In the first months without the medication, I am always surprised at the myriad of emotions I experience. I do notice more sadness and anxiety when I am medication-free but I also notice more joy and energy. Anti-depressants leave me feeling a heavy, measured slowness and without that feeling I feel more alive than ever. If I manage my self-care, the days of depression are few and far between.

I find that life comes at me in stops and starts- days of joy punctuated with days of sadness that only envelope me for a short time before releasing me from their sticky grip back into the arms of happiness. When the days of depression are few, I can sink into the feelings and release them when I am though, even finding worth in the days of sadness as my creative soul tends to come alive and I bleed ink onto the page without any laboring.  I dance with the grief and sadness as easily I spin in the arms of joy, the contrast of the two reminding me that every feeling has a purpose.

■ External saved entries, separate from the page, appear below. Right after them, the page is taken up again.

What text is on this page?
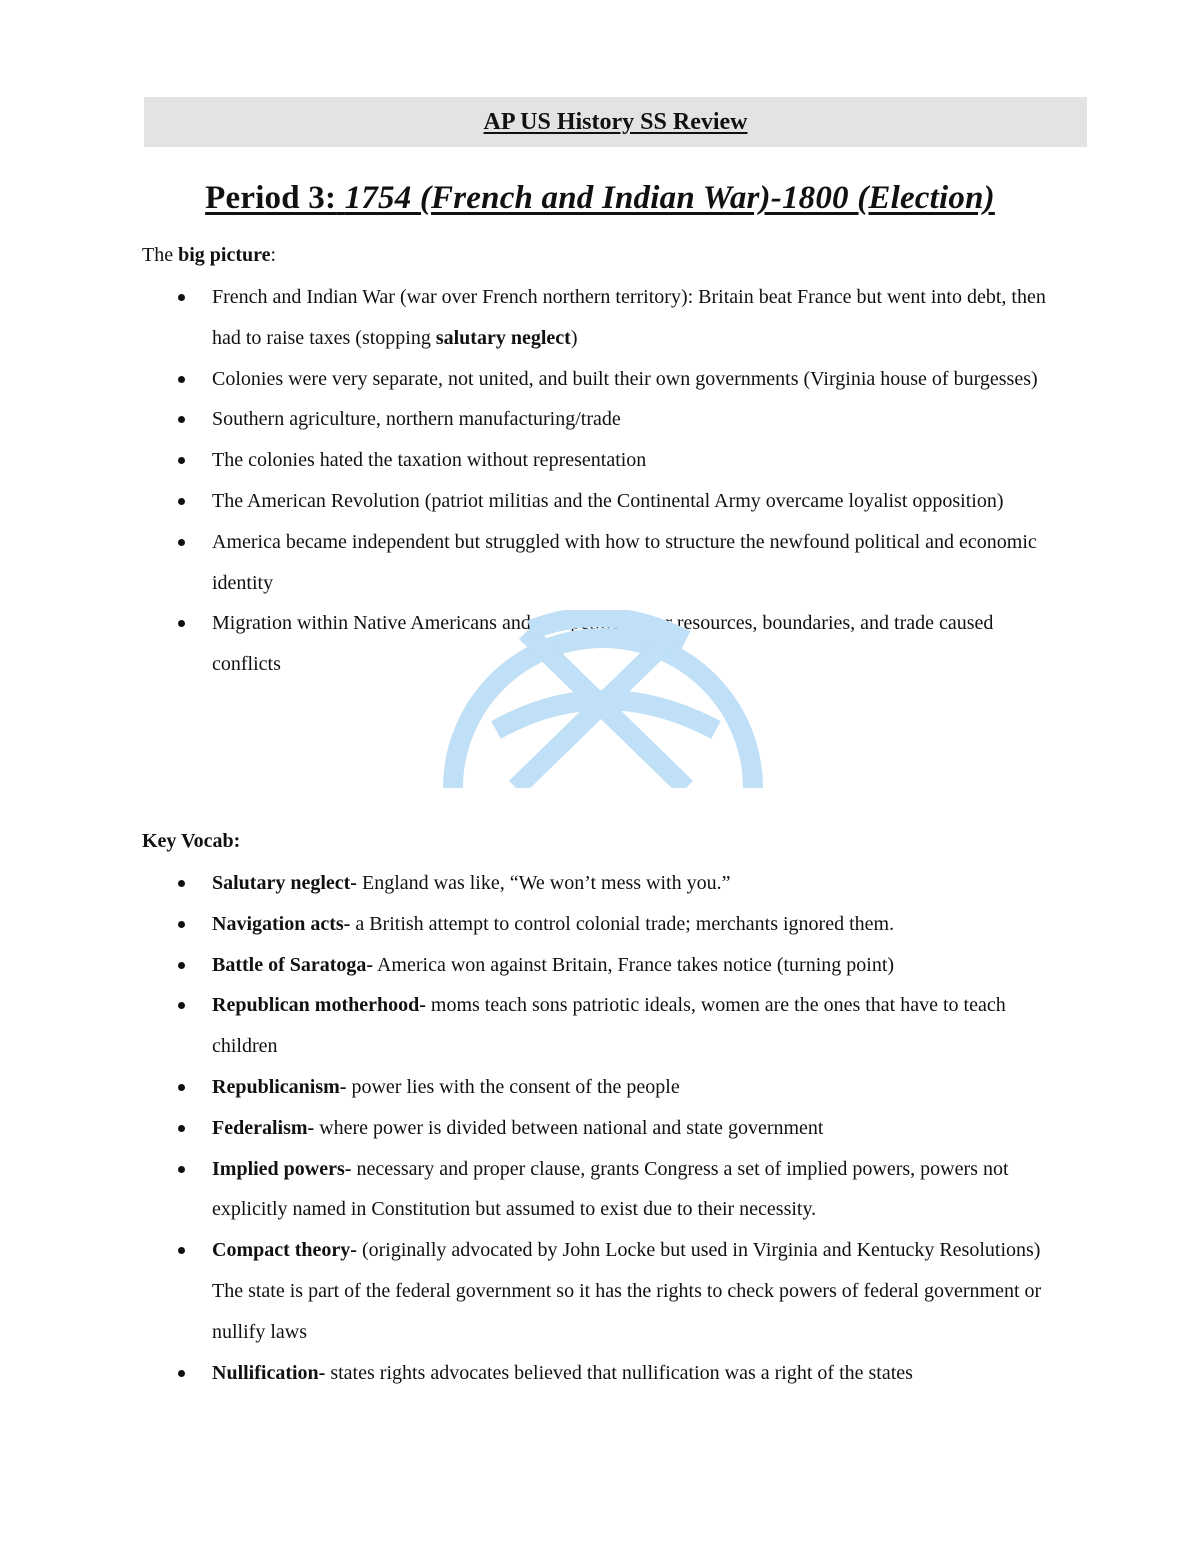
AP US History SS Review
Period 3: 1754 (French and Indian War)-1800 (Election)
The big picture:
French and Indian War (war over French northern territory): Britain beat France but went into debt, then had to raise taxes (stopping salutary neglect)
Colonies were very separate, not united, and built their own governments (Virginia house of burgesses)
Southern agriculture, northern manufacturing/trade
The colonies hated the taxation without representation
The American Revolution (patriot militias and the Continental Army overcame loyalist opposition)
America became independent but struggled with how to structure the newfound political and economic identity
Migration within Native Americans and competition over resources, boundaries, and trade caused conflicts
Key Vocab:
Salutary neglect- England was like, “We won’t mess with you.”
Navigation acts- a British attempt to control colonial trade; merchants ignored them.
Battle of Saratoga- America won against Britain, France takes notice (turning point)
Republican motherhood- moms teach sons patriotic ideals, women are the ones that have to teach children
Republicanism- power lies with the consent of the people
Federalism- where power is divided between national and state government
Implied powers- necessary and proper clause, grants Congress a set of implied powers, powers not explicitly named in Constitution but assumed to exist due to their necessity.
Compact theory- (originally advocated by John Locke but used in Virginia and Kentucky Resolutions) The state is part of the federal government so it has the rights to check powers of federal government or nullify laws
Nullification- states rights advocates believed that nullification was a right of the states
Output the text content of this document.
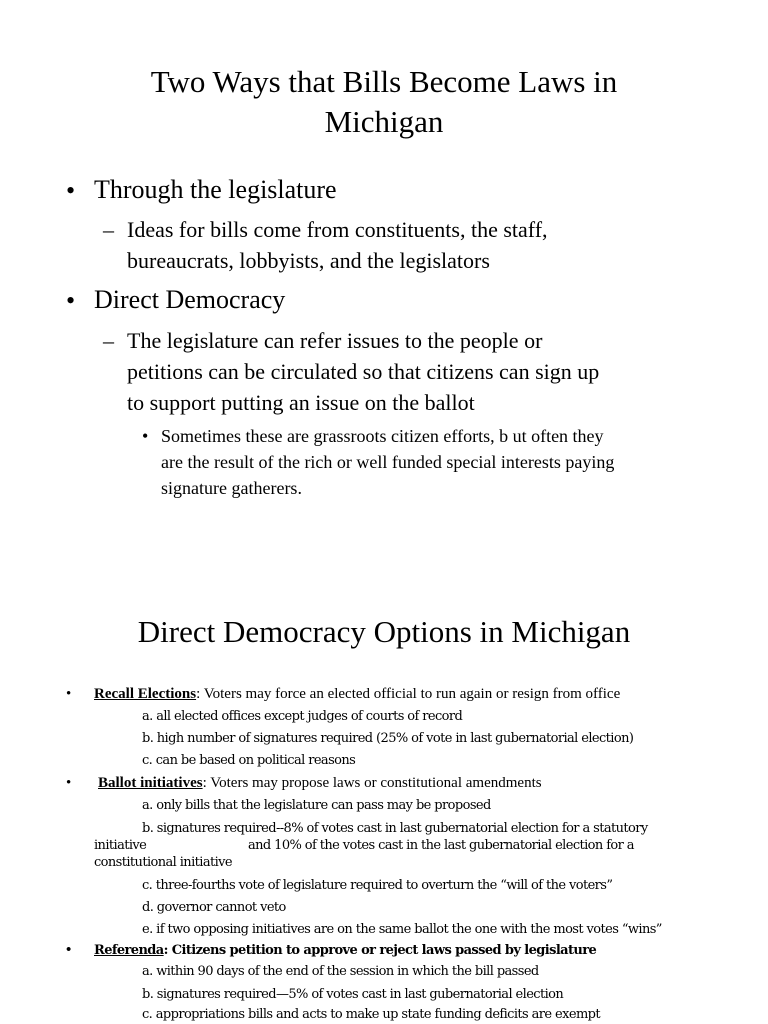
Two Ways that Bills Become Laws in
Michigan
• Through the legislature
– Ideas for bills come from constituents, the staff,
bureaucrats, lobbyists, and the legislators
• Direct Democracy
– The legislature can refer issues to the people or
petitions can be circulated so that citizens can sign up
to support putting an issue on the ballot
• Sometimes these are grassroots citizen efforts, b ut often they
are the result of the rich or well funded special interests paying
signature gatherers.
Direct Democracy Options in Michigan
• Recall Elections: Voters may force an elected official to run again or resign from office
a. all elected offices except judges of courts of record
b. high number of signatures required (25% of vote in last gubernatorial election)
c. can be based on political reasons
• Ballot initiatives: Voters may propose laws or constitutional amendments
a. only bills that the legislature can pass may be proposed
b. signatures required--8% of votes cast in last gubernatorial election for a statutory
initiative	and 10% of the votes cast in the last gubernatorial election for a
constitutional initiative
c. three-fourths vote of legislature required to overturn the “will of the voters”
d. governor cannot veto
e. if two opposing initiatives are on the same ballot the one with the most votes “wins”
• Referenda: Citizens petition to approve or reject laws passed by legislature
a. within 90 days of the end of the session in which the bill passed
b. signatures required—5% of votes cast in last gubernatorial election
c. appropriations bills and acts to make up state funding deficits are exempt
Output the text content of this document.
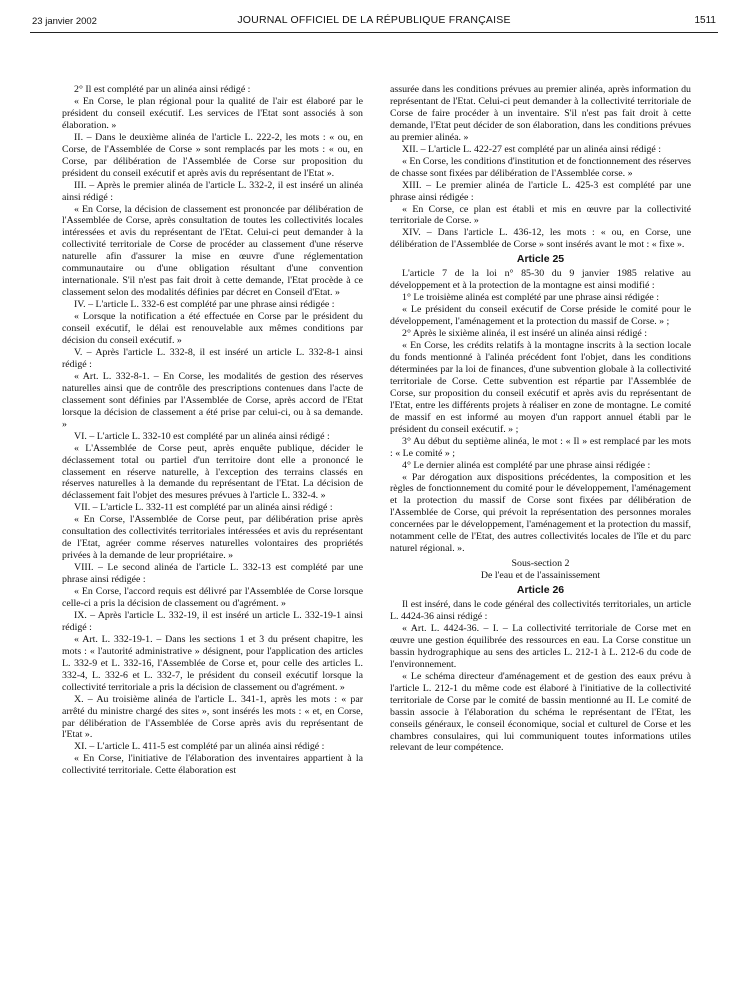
23 janvier 2002	JOURNAL OFFICIEL DE LA RÉPUBLIQUE FRANÇAISE	1511

2° Il est complété par un alinéa ainsi rédigé :

« En Corse, le plan régional pour la qualité de l'air est élaboré par le président du conseil exécutif. Les services de l'Etat sont associés à son élaboration. »

II. – Dans le deuxième alinéa de l'article L. 222-2, les mots : « ou, en Corse, de l'Assemblée de Corse » sont remplacés par les mots : « ou, en Corse, par délibération de l'Assemblée de Corse sur proposition du président du conseil exécutif et après avis du représentant de l'Etat ».

III. – Après le premier alinéa de l'article L. 332-2, il est inséré un alinéa ainsi rédigé :

« En Corse, la décision de classement est prononcée par délibération de l'Assemblée de Corse, après consultation de toutes les collectivités locales intéressées et avis du représentant de l'Etat. Celui-ci peut demander à la collectivité territoriale de Corse de procéder au classement d'une réserve naturelle afin d'assurer la mise en œuvre d'une réglementation communautaire ou d'une obligation résultant d'une convention internationale. S'il n'est pas fait droit à cette demande, l'Etat procède à ce classement selon des modalités définies par décret en Conseil d'Etat. »

IV. – L'article L. 332-6 est complété par une phrase ainsi rédigée :

« Lorsque la notification a été effectuée en Corse par le président du conseil exécutif, le délai est renouvelable aux mêmes conditions par décision du conseil exécutif. »

V. – Après l'article L. 332-8, il est inséré un article L. 332-8-1 ainsi rédigé :

« Art. L. 332-8-1. – En Corse, les modalités de gestion des réserves naturelles ainsi que de contrôle des prescriptions contenues dans l'acte de classement sont définies par l'Assemblée de Corse, après accord de l'Etat lorsque la décision de classement a été prise par celui-ci, ou à sa demande. »

VI. – L'article L. 332-10 est complété par un alinéa ainsi rédigé :

« L'Assemblée de Corse peut, après enquête publique, décider le déclassement total ou partiel d'un territoire dont elle a prononcé le classement en réserve naturelle, à l'exception des terrains classés en réserves naturelles à la demande du représentant de l'Etat. La décision de déclassement fait l'objet des mesures prévues à l'article L. 332-4. »

VII. – L'article L. 332-11 est complété par un alinéa ainsi rédigé :

« En Corse, l'Assemblée de Corse peut, par délibération prise après consultation des collectivités territoriales intéressées et avis du représentant de l'Etat, agréer comme réserves naturelles volontaires des propriétés privées à la demande de leur propriétaire. »

VIII. – Le second alinéa de l'article L. 332-13 est complété par une phrase ainsi rédigée :

« En Corse, l'accord requis est délivré par l'Assemblée de Corse lorsque celle-ci a pris la décision de classement ou d'agrément. »

IX. – Après l'article L. 332-19, il est inséré un article L. 332-19-1 ainsi rédigé :

« Art. L. 332-19-1. – Dans les sections 1 et 3 du présent chapitre, les mots : « l'autorité administrative » désignent, pour l'application des articles L. 332-9 et L. 332-16, l'Assemblée de Corse et, pour celle des articles L. 332-4, L. 332-6 et L. 332-7, le président du conseil exécutif lorsque la collectivité territoriale a pris la décision de classement ou d'agrément. »

X. – Au troisième alinéa de l'article L. 341-1, après les mots : « par arrêté du ministre chargé des sites », sont insérés les mots : « et, en Corse, par délibération de l'Assemblée de Corse après avis du représentant de l'Etat ».

XI. – L'article L. 411-5 est complété par un alinéa ainsi rédigé :

« En Corse, l'initiative de l'élaboration des inventaires appartient à la collectivité territoriale. Cette élaboration est

assurée dans les conditions prévues au premier alinéa, après information du représentant de l'Etat. Celui-ci peut demander à la collectivité territoriale de Corse de faire procéder à un inventaire. S'il n'est pas fait droit à cette demande, l'Etat peut décider de son élaboration, dans les conditions prévues au premier alinéa. »

XII. – L'article L. 422-27 est complété par un alinéa ainsi rédigé :

« En Corse, les conditions d'institution et de fonctionnement des réserves de chasse sont fixées par délibération de l'Assemblée corse. »

XIII. – Le premier alinéa de l'article L. 425-3 est complété par une phrase ainsi rédigée :

« En Corse, ce plan est établi et mis en œuvre par la collectivité territoriale de Corse. »

XIV. – Dans l'article L. 436-12, les mots : « ou, en Corse, une délibération de l'Assemblée de Corse » sont insérés avant le mot : « fixe ».

Article 25

L'article 7 de la loi n° 85-30 du 9 janvier 1985 relative au développement et à la protection de la montagne est ainsi modifié :

1° Le troisième alinéa est complété par une phrase ainsi rédigée :

« Le président du conseil exécutif de Corse préside le comité pour le développement, l'aménagement et la protection du massif de Corse. » ;

2° Après le sixième alinéa, il est inséré un alinéa ainsi rédigé :

« En Corse, les crédits relatifs à la montagne inscrits à la section locale du fonds mentionné à l'alinéa précédent font l'objet, dans les conditions déterminées par la loi de finances, d'une subvention globale à la collectivité territoriale de Corse. Cette subvention est répartie par l'Assemblée de Corse, sur proposition du conseil exécutif et après avis du représentant de l'Etat, entre les différents projets à réaliser en zone de montagne. Le comité de massif en est informé au moyen d'un rapport annuel établi par le président du conseil exécutif. » ;

3° Au début du septième alinéa, le mot : « Il » est remplacé par les mots : « Le comité » ;

4° Le dernier alinéa est complété par une phrase ainsi rédigée :

« Par dérogation aux dispositions précédentes, la composition et les règles de fonctionnement du comité pour le développement, l'aménagement et la protection du massif de Corse sont fixées par délibération de l'Assemblée de Corse, qui prévoit la représentation des personnes morales concernées par le développement, l'aménagement et la protection du massif, notamment celle de l'Etat, des autres collectivités locales de l'île et du parc naturel régional. ».

Sous-section 2

De l'eau et de l'assainissement

Article 26

Il est inséré, dans le code général des collectivités territoriales, un article L. 4424-36 ainsi rédigé :

« Art. L. 4424-36. – I. – La collectivité territoriale de Corse met en œuvre une gestion équilibrée des ressources en eau. La Corse constitue un bassin hydrographique au sens des articles L. 212-1 à L. 212-6 du code de l'environnement.

« Le schéma directeur d'aménagement et de gestion des eaux prévu à l'article L. 212-1 du même code est élaboré à l'initiative de la collectivité territoriale de Corse par le comité de bassin mentionné au II. Le comité de bassin associe à l'élaboration du schéma le représentant de l'Etat, les conseils généraux, le conseil économique, social et culturel de Corse et les chambres consulaires, qui lui communiquent toutes informations utiles relevant de leur compétence.
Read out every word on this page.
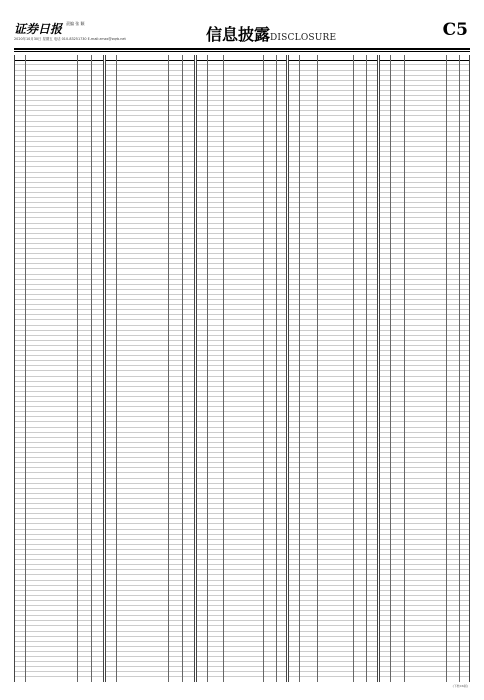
证券日报 责编 张 颖
2020年10月30日 星期五 电话 010-83251730 E-mail:zmzx@zqrb.net	信息披露DISCLOSURE	C5
(下转C6版)
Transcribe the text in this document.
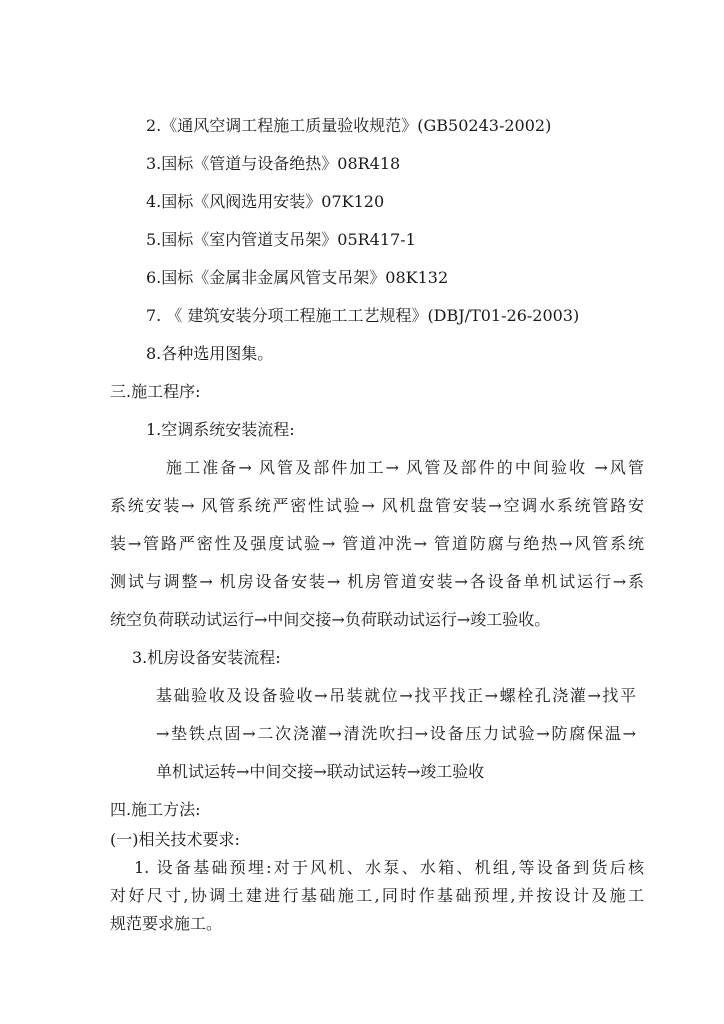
2.《通风空调工程施工质量验收规范》(GB50243-2002)
3.国标《管道与设备绝热》08R418
4.国标《风阀选用安装》07K120
5.国标《室内管道支吊架》05R417-1
6.国标《金属非金属风管支吊架》08K132
7. 《 建筑安装分项工程施工工艺规程》(DBJ/T01-26-2003)
8.各种选用图集。
三.施工程序:
1.空调系统安装流程:
施工准备→ 风管及部件加工→ 风管及部件的中间验收 →风管
系统安装→ 风管系统严密性试验→ 风机盘管安装→空调水系统管路安
装→管路严密性及强度试验→ 管道冲洗→ 管道防腐与绝热→风管系统
测试与调整→ 机房设备安装→ 机房管道安装→各设备单机试运行→系
统空负荷联动试运行→中间交接→负荷联动试运行→竣工验收。
3.机房设备安装流程:
基础验收及设备验收→吊装就位→找平找正→螺栓孔浇灌→找平
→垫铁点固→二次浇灌→清洗吹扫→设备压力试验→防腐保温→
单机试运转→中间交接→联动试运转→竣工验收
四.施工方法:
(一)相关技术要求:
1. 设备基础预埋:对于风机、水泵、水箱、机组,等设备到货后核
对好尺寸,协调土建进行基础施工,同时作基础预埋,并按设计及施工
规范要求施工。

For today, I will slow dance with life without medication streaming through my veins. I will find the worth in the good days and the bad and care for myself in the same loving way as I care for my beloved children. However, if there comes a day in which it is, again, time to ask unabashedly for help and an antidepressant prescription to manage the darkness, I will do so unashamed.  This life is a blessing and a curse and some days we all need a little help towards the light.